Sécheresse : l’OFB s’inquiète d’une dégradation exceptionnelle des cours d’eau
Le 2 septembre 2026, l’Office français de la biodiversité (OFB) a publié un bilan alarmant, révélant que 1 424 cours d’eau en France sont confrontés à des ruptures d’écoulement ou sont complètement asséchés. Ce chiffre, qui dépasse les records de la sécheresse de 2022, montre une augmentation de 30 cours d’eau supplémentaires affectés par rapport à cette année de référence. Cette situation engendre des défis majeurs pour les secteurs dépendant de l’eau, notamment l’agriculture, où l’approvisionnement est compromis, entraînant une hausse des coûts et des incertitudes quant aux perspectives de production.
Un bilan de l’OFB qui dépasse celui de 2022
L’Observatoire national des étiages (ONDE), qui collabore avec l’OFB, signale que 1 424 cours d’eau de tête de bassins versants sont en situation critique. Un assec, définissant l’absence totale d’écoulement en surface, est le stade le plus grave de cette situation. L’OFB qualifie cette dégradation de « exceptionnelle », menaçant directement l’irrigation agricole et l’approvisionnement industriel. Le rapport indique que 290 cours d’eau supplémentaires par rapport à 2025 connaissent des ruptures d’écoulement, signalant une aggravation rapide avec des impacts économiques pour l’agriculture et les collectivités.

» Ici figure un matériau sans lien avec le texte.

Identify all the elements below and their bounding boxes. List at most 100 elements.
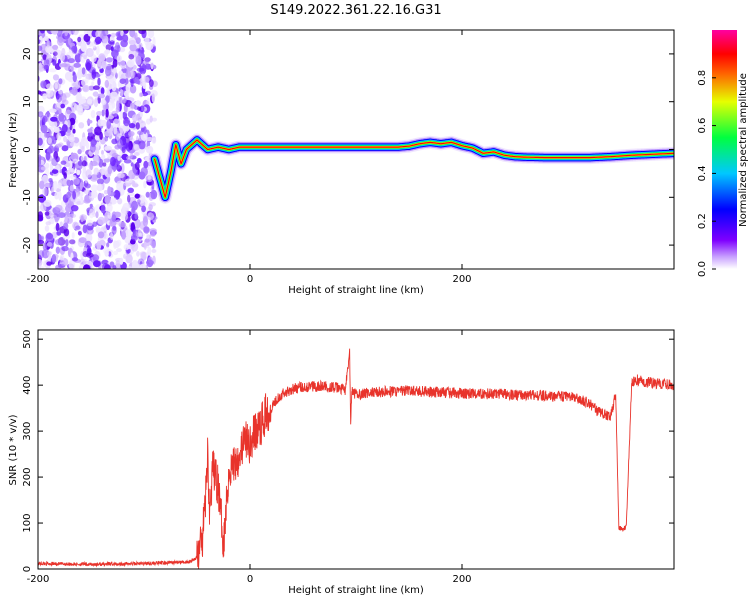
colorbar-label: Normalized spectral amplitude bbox=[738, 73, 749, 227]
noise-speckle bbox=[150, 189, 158, 200]
noise-speckle bbox=[145, 42, 154, 51]
noise-speckle bbox=[145, 233, 150, 240]
spectral-ridge-band-6 bbox=[154, 139, 674, 198]
noise-speckle bbox=[42, 93, 47, 100]
noise-speckle bbox=[90, 54, 97, 63]
noise-speckle bbox=[123, 90, 129, 97]
noise-speckle bbox=[133, 140, 141, 145]
x-tick-label: -200 bbox=[27, 274, 50, 285]
noise-speckle bbox=[47, 251, 52, 257]
noise-speckle bbox=[67, 75, 75, 83]
noise-speckle bbox=[111, 214, 117, 223]
noise-speckle bbox=[119, 78, 127, 84]
colorbar-tick-label: 0.6 bbox=[697, 118, 708, 134]
noise-speckle bbox=[77, 36, 82, 43]
noise-speckle bbox=[52, 51, 58, 56]
noise-speckle bbox=[83, 198, 91, 204]
noise-speckle bbox=[63, 136, 68, 143]
noise-speckle bbox=[105, 88, 111, 98]
noise-speckle bbox=[130, 235, 138, 241]
noise-speckle bbox=[112, 67, 117, 75]
x-tick-label: 200 bbox=[452, 574, 471, 585]
noise-speckle bbox=[60, 160, 67, 165]
noise-speckle bbox=[139, 105, 145, 113]
noise-speckle bbox=[85, 141, 90, 149]
noise-speckle bbox=[87, 131, 93, 137]
noise-speckle bbox=[47, 137, 52, 145]
noise-speckle bbox=[104, 49, 110, 55]
noise-speckle bbox=[104, 79, 110, 88]
noise-speckle bbox=[38, 154, 42, 162]
noise-speckle bbox=[61, 124, 68, 133]
noise-speckle bbox=[75, 188, 80, 193]
y-tick-label: 10 bbox=[22, 95, 33, 108]
noise-speckle bbox=[142, 216, 149, 227]
noise-speckle bbox=[121, 146, 126, 154]
y-tick-label: 20 bbox=[22, 48, 33, 61]
noise-speckle bbox=[80, 215, 84, 223]
y-tick-label: 100 bbox=[22, 513, 33, 532]
noise-speckle bbox=[62, 222, 69, 230]
noise-speckle bbox=[115, 219, 122, 225]
colorbar-gradient bbox=[712, 30, 737, 269]
snr-x-ticks: -200 0 200 bbox=[27, 330, 472, 585]
noise-speckle bbox=[46, 147, 52, 155]
noise-speckle bbox=[140, 92, 144, 97]
noise-speckle bbox=[139, 42, 143, 51]
noise-speckle bbox=[132, 183, 139, 188]
noise-speckle bbox=[93, 260, 101, 268]
noise-speckle bbox=[90, 110, 96, 119]
noise-speckle bbox=[69, 184, 74, 192]
noise-speckle bbox=[105, 108, 109, 118]
noise-speckle bbox=[136, 157, 142, 164]
noise-speckle bbox=[56, 231, 62, 236]
noise-speckle bbox=[144, 238, 150, 243]
noise-speckle bbox=[105, 44, 112, 51]
noise-speckle bbox=[115, 42, 120, 50]
noise-speckle bbox=[88, 191, 96, 199]
noise-speckle bbox=[41, 248, 50, 259]
noise-speckle bbox=[67, 119, 71, 128]
noise-speckle bbox=[86, 119, 93, 124]
noise-speckle bbox=[109, 197, 117, 203]
noise-speckle bbox=[111, 138, 118, 145]
noise-speckle bbox=[51, 254, 57, 263]
noise-speckle bbox=[123, 159, 132, 164]
noise-speckle bbox=[134, 162, 140, 170]
noise-speckle bbox=[106, 203, 113, 212]
noise-speckle bbox=[151, 93, 155, 103]
noise-speckle bbox=[44, 225, 50, 232]
noise-speckle bbox=[107, 165, 113, 175]
noise-speckle bbox=[67, 168, 76, 173]
noise-speckle bbox=[113, 126, 118, 135]
snr-y-ticks: 0 100 200 300 400 500 bbox=[22, 330, 674, 572]
noise-speckle bbox=[54, 218, 59, 223]
noise-speckle bbox=[128, 131, 133, 141]
noise-speckle bbox=[45, 162, 50, 169]
noise-speckle bbox=[134, 76, 140, 84]
noise-speckle bbox=[126, 59, 135, 68]
spectrogram-y-axis-label: Frequency (Hz) bbox=[8, 112, 19, 188]
noise-speckle bbox=[104, 249, 109, 257]
noise-speckle bbox=[46, 261, 52, 266]
noise-speckle bbox=[139, 112, 143, 117]
noise-speckle bbox=[115, 106, 120, 113]
noise-speckle bbox=[150, 61, 154, 70]
noise-speckle bbox=[94, 126, 102, 136]
noise-speckle bbox=[129, 43, 137, 52]
noise-speckle bbox=[66, 170, 71, 181]
noise-speckle bbox=[151, 249, 157, 253]
noise-speckle bbox=[81, 160, 87, 167]
noise-speckle bbox=[127, 187, 134, 193]
noise-speckle bbox=[129, 84, 137, 94]
noise-speckle bbox=[68, 136, 75, 143]
noise-speckle bbox=[97, 216, 106, 225]
noise-speckle bbox=[109, 261, 115, 268]
noise-speckle bbox=[63, 228, 70, 237]
noise-speckle bbox=[134, 101, 142, 106]
noise-speckle bbox=[45, 89, 54, 98]
noise-speckle bbox=[64, 30, 69, 37]
noise-speckle bbox=[131, 114, 139, 122]
noise-speckle bbox=[125, 178, 133, 184]
noise-speckle bbox=[110, 91, 118, 100]
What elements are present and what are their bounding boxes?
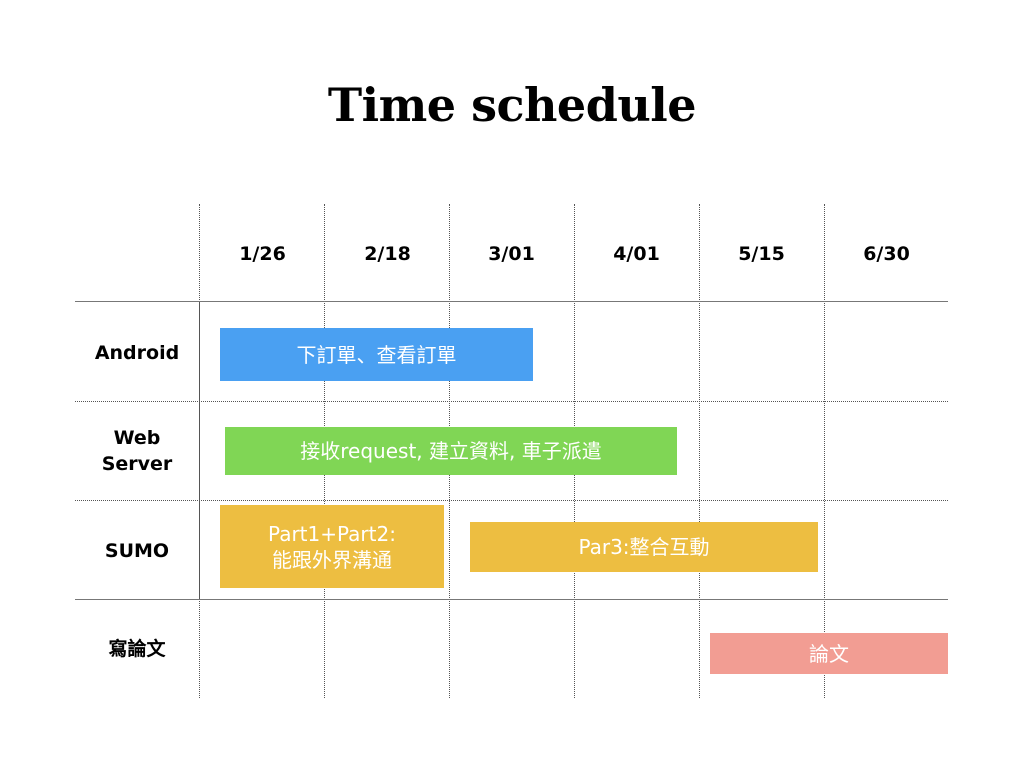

Un épuisement des nappes phréatiques
Le Bureau de recherches géologiques et minières (BRGM) a constaté que 92 % des nappes phréatiques sont en baisse au 15 août 2026, avec 64 % des points d’observation enregistrant des niveaux en dessous des normales mensuelles. Ce tarissement des nappes, cruciales en période de faible pluviométrie, affecte les cours d’eau de surface. Les restrictions d’usage et les surcoûts liés à l’acheminement d’eau impactent particulièrement l’agriculture irriguée. Les industriels, notamment dans les secteurs de la chimie et de l’agroalimentaire, doivent choisir entre réduire leur activité ou investir dans des solutions coûteuses.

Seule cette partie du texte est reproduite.